Keduanya membeberkan capaian negosiasi Indonesia yang diklaim berhasil menekan tarif dagang AS dari 32 persen menjadi 19 persen.
Namun suasana berubah ketika sesi pemaparan dan tanya jawab usai. Dalam tayangan siaran langsung, kamera menangkap interaksi singkat antara Sekretaris Kabinet, Teddy Indra Wijaya, dan Rosan.
Teddy terlihat bergerak mendekati Rosan dari belakang posisi Airlangga, lalu membisikkan sesuatu yang cukup jelas tertangkap mikrofon.
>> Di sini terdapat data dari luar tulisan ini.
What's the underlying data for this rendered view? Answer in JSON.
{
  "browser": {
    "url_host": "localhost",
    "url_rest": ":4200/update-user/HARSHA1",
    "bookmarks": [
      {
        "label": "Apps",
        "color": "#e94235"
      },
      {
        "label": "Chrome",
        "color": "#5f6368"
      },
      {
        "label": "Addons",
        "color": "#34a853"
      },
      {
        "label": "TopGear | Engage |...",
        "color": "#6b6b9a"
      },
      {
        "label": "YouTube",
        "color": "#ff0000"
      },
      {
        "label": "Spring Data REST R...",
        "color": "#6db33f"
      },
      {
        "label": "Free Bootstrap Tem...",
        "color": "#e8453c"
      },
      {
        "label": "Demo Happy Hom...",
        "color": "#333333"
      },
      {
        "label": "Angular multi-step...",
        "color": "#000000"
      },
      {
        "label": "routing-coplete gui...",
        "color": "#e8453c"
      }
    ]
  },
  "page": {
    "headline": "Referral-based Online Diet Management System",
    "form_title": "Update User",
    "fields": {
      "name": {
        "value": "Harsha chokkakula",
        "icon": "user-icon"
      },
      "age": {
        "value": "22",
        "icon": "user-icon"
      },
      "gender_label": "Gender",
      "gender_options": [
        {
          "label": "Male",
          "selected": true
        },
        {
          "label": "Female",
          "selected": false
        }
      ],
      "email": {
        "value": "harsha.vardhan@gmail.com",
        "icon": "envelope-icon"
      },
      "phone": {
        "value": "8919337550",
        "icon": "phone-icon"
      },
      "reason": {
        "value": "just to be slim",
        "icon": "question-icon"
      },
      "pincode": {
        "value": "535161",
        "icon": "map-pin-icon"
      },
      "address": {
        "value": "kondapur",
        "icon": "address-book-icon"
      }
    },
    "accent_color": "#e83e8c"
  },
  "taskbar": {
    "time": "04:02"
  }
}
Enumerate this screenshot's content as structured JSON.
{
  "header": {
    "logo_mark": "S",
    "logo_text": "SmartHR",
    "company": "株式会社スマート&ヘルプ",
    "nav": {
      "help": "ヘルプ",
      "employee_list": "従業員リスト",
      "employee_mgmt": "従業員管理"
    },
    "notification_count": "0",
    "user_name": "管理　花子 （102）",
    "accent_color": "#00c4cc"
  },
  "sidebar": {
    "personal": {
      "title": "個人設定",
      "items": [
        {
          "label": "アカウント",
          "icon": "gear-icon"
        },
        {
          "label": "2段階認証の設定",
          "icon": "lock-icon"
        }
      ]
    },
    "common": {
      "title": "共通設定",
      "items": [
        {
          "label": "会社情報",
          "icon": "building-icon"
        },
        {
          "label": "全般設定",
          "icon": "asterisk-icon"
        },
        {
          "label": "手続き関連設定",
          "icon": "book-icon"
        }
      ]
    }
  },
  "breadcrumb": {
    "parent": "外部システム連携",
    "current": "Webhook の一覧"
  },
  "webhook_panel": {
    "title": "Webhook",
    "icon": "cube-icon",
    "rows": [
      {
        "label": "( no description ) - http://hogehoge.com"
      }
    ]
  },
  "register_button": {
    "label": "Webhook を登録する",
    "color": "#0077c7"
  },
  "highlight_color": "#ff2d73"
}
“Ngundang saya cuma buat pajangan?” celetuk Teddy yang diduga disampaikan kepada Rosan dalam cuplikan video yang beredar di media sosial yang dilihat redaksi Senin, 23 Februari 2026.
Kalimat Teddy sontak memantik beragam tafsir di ruang publik, terlebih karena diucapkan di tengah momentum penting pengumuman pencapaian diplomasi ekonomi bilateral.
Cuplikan video yang memuat momen tersebut segera viral dan mengundang respons beragam dari warganet. Sebagian menilai pernyataan tersebut mencerminkan kekecewaan lantaran tidak diberi kesempatan berbicara dalam forum resmi.
Namun tak sedikit pula yang menganggapnya sekadar candaan internal antarkolega di tengah situasi yang cair setelah agenda formal berakhir.
Hingga kini, belum ada penjelasan resmi dari pihak-pihak terkait mengenai konteks lengkap percakapan tersebut.